Again, I’m deflecting. The story really begins on Thanksgiving Day, 1993. It was snowing on the television. I had only experienced snow for the first time the previous year. Now that I’ve given you the setting, I will go ahead and lie to you and say I date all my memories from that day. Now that I’ve spoken this lie, you know it is a lie, but you know I lie out of necessity. In the half-life of this lie, its auditory diffusion through your ears into your neural network will act as a sieve, until it becomes a half-truth, when your memory will convince you that everything began on Thanksgiving Day, 1993, with a seven year old boy watching a football game. Or the lie which I’ve moved from the abstract to the concrete by throwing ink into air will fall under its own weight to the floor, where it will have a life of its own, a house, a car, two children, a spouse who will leave at a predetermined moment, a life that ends with an epiphany in a rocking chair.
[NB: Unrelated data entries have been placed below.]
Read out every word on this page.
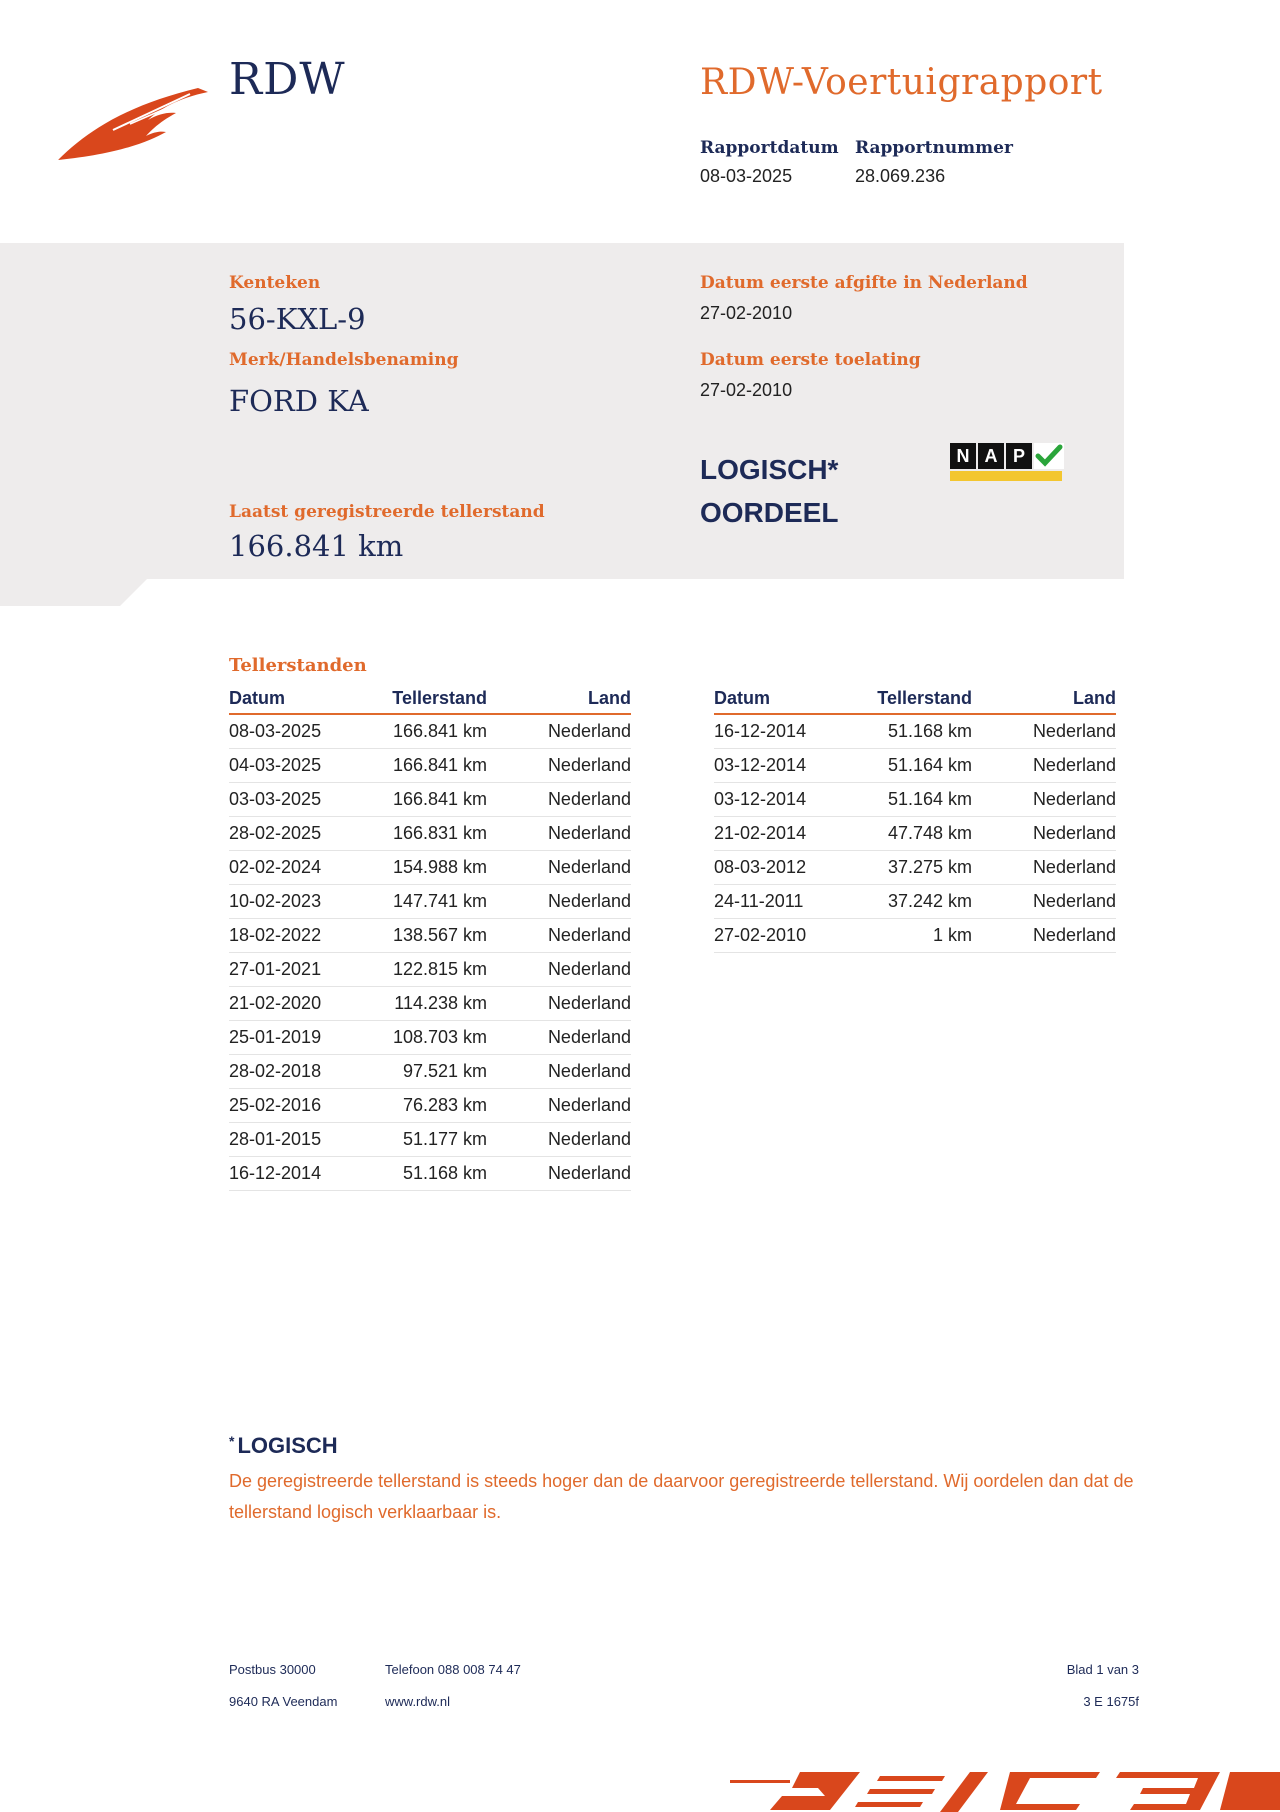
RDW	RDW-Voertuigrapport
Rapportdatum
08-03-2025
Rapportnummer
28.069.236
Kenteken
56-KXL-9
Merk/Handelsbenaming
FORD KA
Datum eerste afgifte in Nederland
27-02-2010
Datum eerste toelating
27-02-2010
Laatst geregistreerde tellerstand
166.841 km
LOGISCH*
OORDEEL
N A P
Tellerstanden
Datum	Tellerstand	Land
08-03-2025	166.841 km	Nederland
04-03-2025	166.841 km	Nederland
03-03-2025	166.841 km	Nederland
28-02-2025	166.831 km	Nederland
02-02-2024	154.988 km	Nederland
10-02-2023	147.741 km	Nederland
18-02-2022	138.567 km	Nederland
27-01-2021	122.815 km	Nederland
21-02-2020	114.238 km	Nederland
25-01-2019	108.703 km	Nederland
28-02-2018	97.521 km	Nederland
25-02-2016	76.283 km	Nederland
28-01-2015	51.177 km	Nederland
16-12-2014	51.168 km	Nederland
Datum	Tellerstand	Land
16-12-2014	51.168 km	Nederland
03-12-2014	51.164 km	Nederland
03-12-2014	51.164 km	Nederland
21-02-2014	47.748 km	Nederland
08-03-2012	37.275 km	Nederland
24-11-2011	37.242 km	Nederland
27-02-2010	1 km	Nederland
* LOGISCH
De geregistreerde tellerstand is steeds hoger dan de daarvoor geregistreerde tellerstand. Wij oordelen dan dat de tellerstand logisch verklaarbaar is.
Postbus 30000
9640 RA Veendam
Telefoon 088 008 74 47
www.rdw.nl
Blad 1 van 3
3 E 1675f
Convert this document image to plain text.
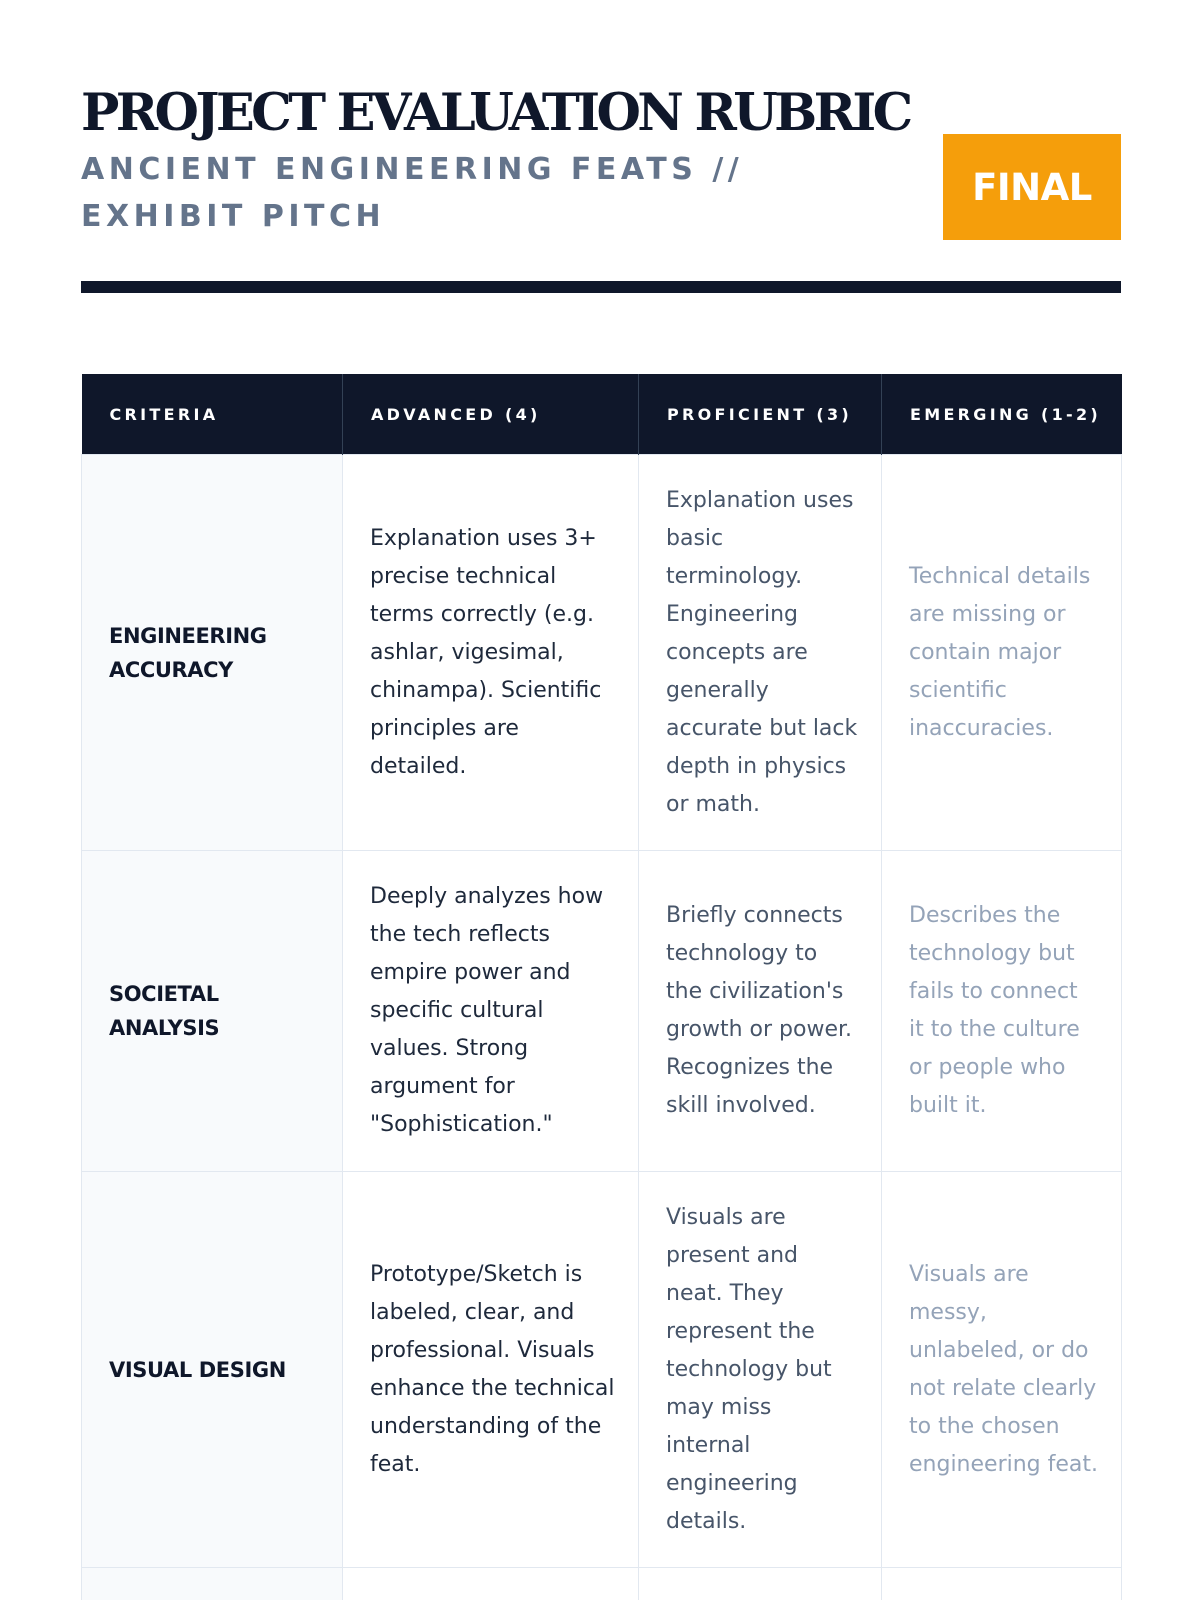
PROJECT EVALUATION RUBRIC

ANCIENT ENGINEERING FEATS // EXHIBIT PITCH

FINAL
CRITERIA	ADVANCED (4)	PROFICIENT (3)	EMERGING (1-2)
ENGINEERING ACCURACY	Explanation uses 3+ precise technical terms correctly (e.g. ashlar, vigesimal, chinampa). Scientific principles are detailed.	Explanation uses basic terminology. Engineering concepts are generally accurate but lack depth in physics or math.	Technical details are missing or contain major scientific inaccuracies.
SOCIETAL ANALYSIS	Deeply analyzes how the tech reflects empire power and specific cultural values. Strong argument for "Sophistication."	Briefly connects technology to the civilization's growth or power. Recognizes the skill involved.	Describes the technology but fails to connect it to the culture or people who built it.
VISUAL DESIGN	Prototype/Sketch is labeled, clear, and professional. Visuals enhance the technical understanding of the feat.	Visuals are present and neat. They represent the technology but may miss internal engineering details.	Visuals are messy, unlabeled, or do not relate clearly to the chosen engineering feat.
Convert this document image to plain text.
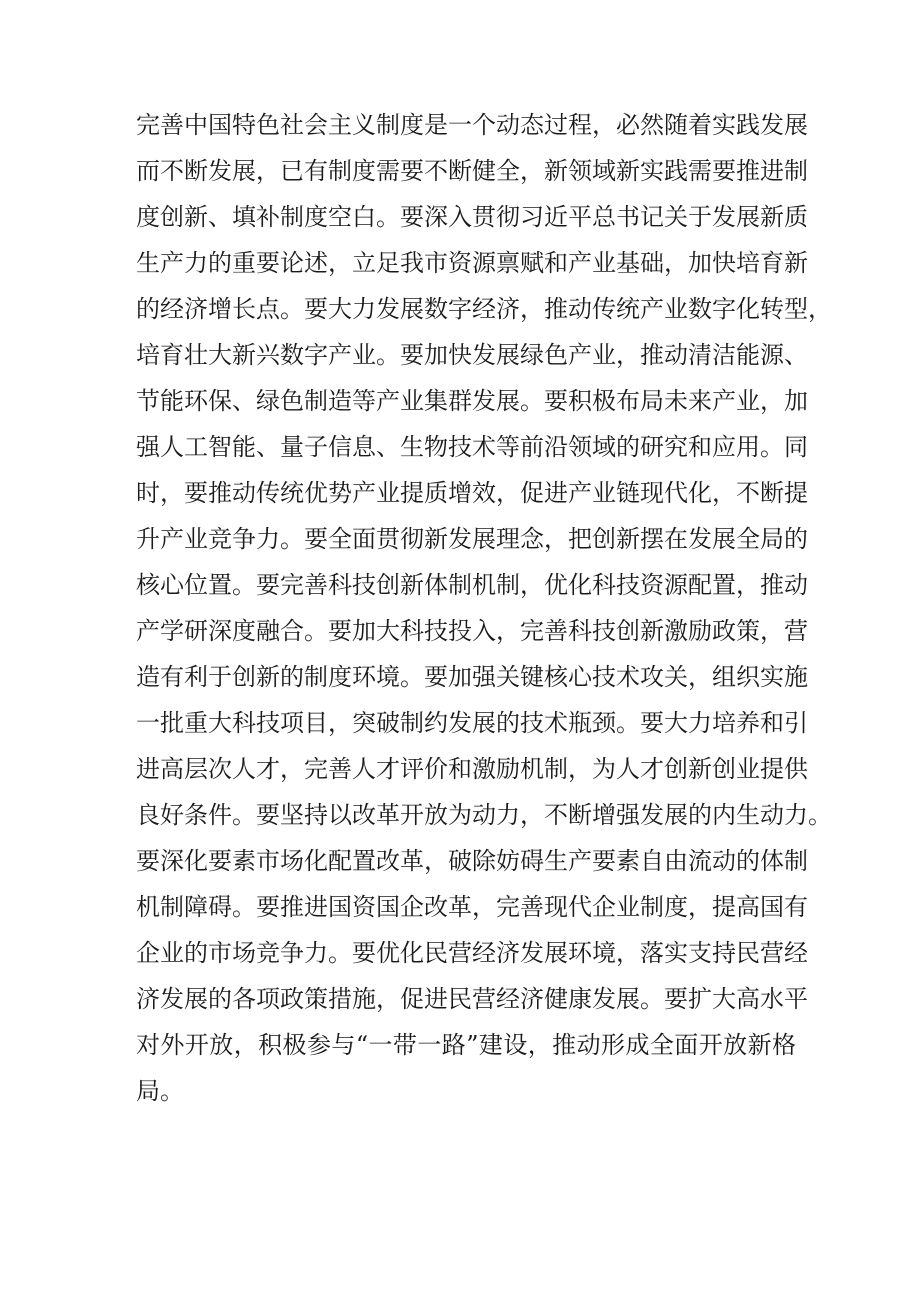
完善中国特色社会主义制度是一个动态过程，必然随着实践发展
而不断发展，已有制度需要不断健全，新领域新实践需要推进制
度创新、填补制度空白。要深入贯彻习近平总书记关于发展新质
生产力的重要论述，立足我市资源禀赋和产业基础，加快培育新
的经济增长点。要大力发展数字经济，推动传统产业数字化转型，
培育壮大新兴数字产业。要加快发展绿色产业，推动清洁能源、
节能环保、绿色制造等产业集群发展。要积极布局未来产业，加
强人工智能、量子信息、生物技术等前沿领域的研究和应用。同
时，要推动传统优势产业提质增效，促进产业链现代化，不断提
升产业竞争力。要全面贯彻新发展理念，把创新摆在发展全局的
核心位置。要完善科技创新体制机制，优化科技资源配置，推动
产学研深度融合。要加大科技投入，完善科技创新激励政策，营
造有利于创新的制度环境。要加强关键核心技术攻关，组织实施
一批重大科技项目，突破制约发展的技术瓶颈。要大力培养和引
进高层次人才，完善人才评价和激励机制，为人才创新创业提供
良好条件。要坚持以改革开放为动力，不断增强发展的内生动力。
要深化要素市场化配置改革，破除妨碍生产要素自由流动的体制
机制障碍。要推进国资国企改革，完善现代企业制度，提高国有
企业的市场竞争力。要优化民营经济发展环境，落实支持民营经
济发展的各项政策措施，促进民营经济健康发展。要扩大高水平
对外开放，积极参与“一带一路”建设，推动形成全面开放新格
局。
Then you will recall the story of the seven year old boy watching the Dallas Cowboys play the Miami Dolphins on Thanksgiving Day, 1993. The field was snowy. My experience with snow was so brief that I wondered whether these players were putting their lives at risk. I only half-knew what was going on. Perhaps this was the moment that began my obsession with half-ness. The neat division of a half, which has the unique ability to retain mystery, has always moved me. I read only half of books, beginning from a random page and moving backwards and forwards at will, only reading half the pages. I’m only half-attentive in conversation, so I’m excited by what I miss. I only enjoy life if I experience half of it at any given time. To experience fullness of a moment risks boredom, and the realization that there is no substance in full moments; in my half-world, things exist fleetingly, where all I observe treat me in the same way I treat them, acknowledged with only a passing glance. My daily experience has an etherealness which puts a lucid film upon all I see. Everything I lay my eyes on is in danger of disappearing. I cannot even trust my sense of touch because I know the wide gaps in the atoms of my hands. My senses are always betraying me. This knowledge ensures that the mundane always has a chance to become beautiful, since everything I encounter is forever on the event horizon of destruction.
Thus my obsession with halves began on this day. I only remember the second half of the game. That is not true. I only remember one play. It was a play of such beauty that it seems appropriate that all footage of the incident exists in the fuzzy purgatory of analog recording. Nothing is as clear as I remember it, and it seems appropriate that those devices we use to store objective memory decay at the same rate as our own. But these videos exist in opposition to our personal version of events, as they are an accurate record of what actually happened. What actually happens is rarely interesting. How we remember those things is where we develop a texture for lying and deceit, a canvas for truth and conceit.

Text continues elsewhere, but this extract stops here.